HTTP クッキーが Web アプリへ送信される前にその内容を書き換え、信頼・本人性・業務ロジックの判断を歪める攻撃。

クッキーポイズニングは、ユーザー ID、権限、価格、フィーチャーフラグ、署名済みトークンなどアプリケーションの状態を載せたクッキーを、クライアント側で改ざんする攻撃です。サーバーが整合性検証なしにクッキーを信頼している場合、権限昇格、カート合計の改変、テナント切り替え、認可回避などが可能になります。攻撃者は自身のブラウザで直接、または XSS、HTTPS 非対応経路での中間者攻撃を介して書き換えを行います。
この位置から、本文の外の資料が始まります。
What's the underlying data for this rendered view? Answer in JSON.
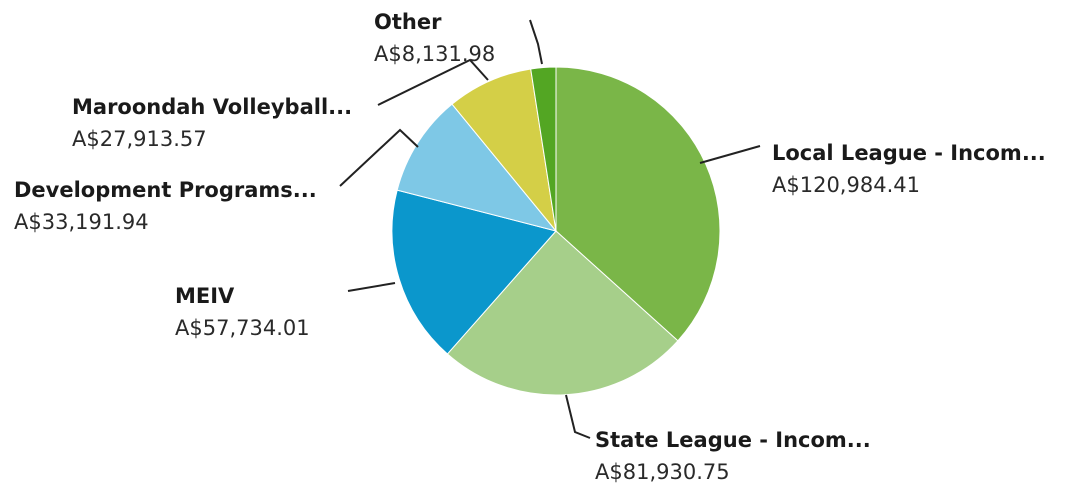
{
  "chart_data": {
    "type": "pie",
    "currency_prefix": "A$",
    "slices": [
      {
        "label": "Local League - Incom...",
        "value": 120984.41,
        "value_label": "A$120,984.41",
        "color": "#7ab648"
      },
      {
        "label": "State League - Incom...",
        "value": 81930.75,
        "value_label": "A$81,930.75",
        "color": "#a6cf8a"
      },
      {
        "label": "MEIV",
        "value": 57734.01,
        "value_label": "A$57,734.01",
        "color": "#0b97cc"
      },
      {
        "label": "Development Programs...",
        "value": 33191.94,
        "value_label": "A$33,191.94",
        "color": "#7ec8e6"
      },
      {
        "label": "Maroondah Volleyball...",
        "value": 27913.57,
        "value_label": "A$27,913.57",
        "color": "#d4cf47"
      },
      {
        "label": "Other",
        "value": 8131.98,
        "value_label": "A$8,131.98",
        "color": "#53a623"
      }
    ],
    "start_angle": "12 o'clock",
    "direction": "clockwise",
    "legend": "none"
  }
}
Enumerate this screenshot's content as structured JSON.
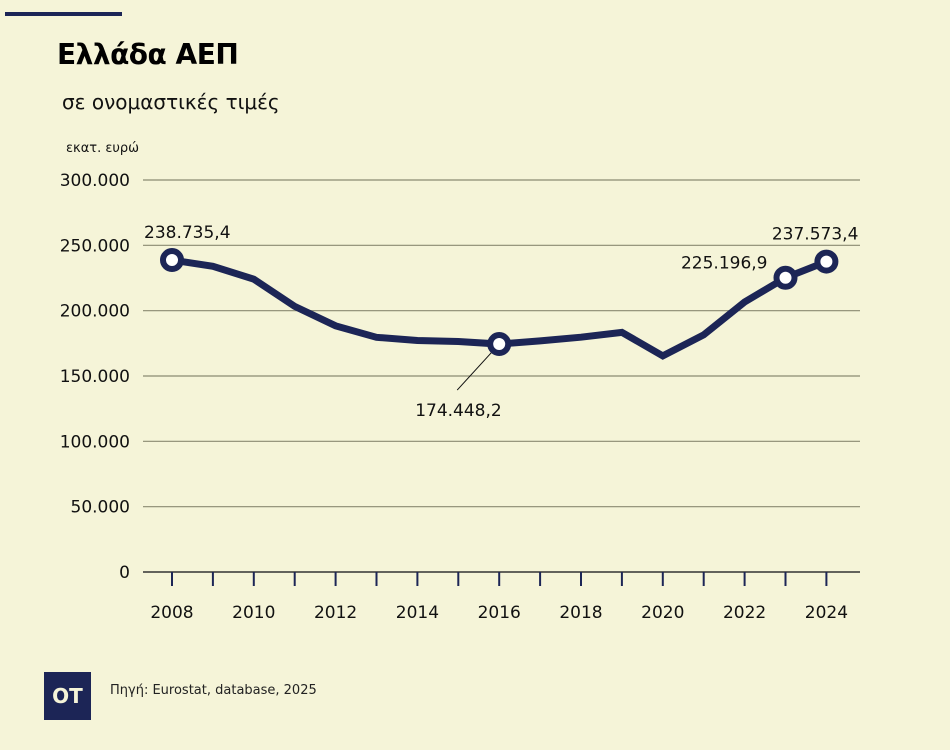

対策は、機密状態を整合性のない状態でクライアントに保存しないこと、HMAC や強力に署名された JWT、サーバーサイドセッションを用いること、サーバーで毎回検証すること、Secure・HttpOnly・SameSite 属性を付け TLS を強制すること、そしてすべてのクッキー値を信頼できないユーザー入力として扱うことです。

  • ユーザーがクッキーの role=user を role=admin に書き換え、サーバーが整合性を検証しないため管理画面にアクセスできてしまう。
  • EC サイトが価格をクッキーに保持しており、攻撃者が決済前にそれを 1 円へ書き換えて購入する。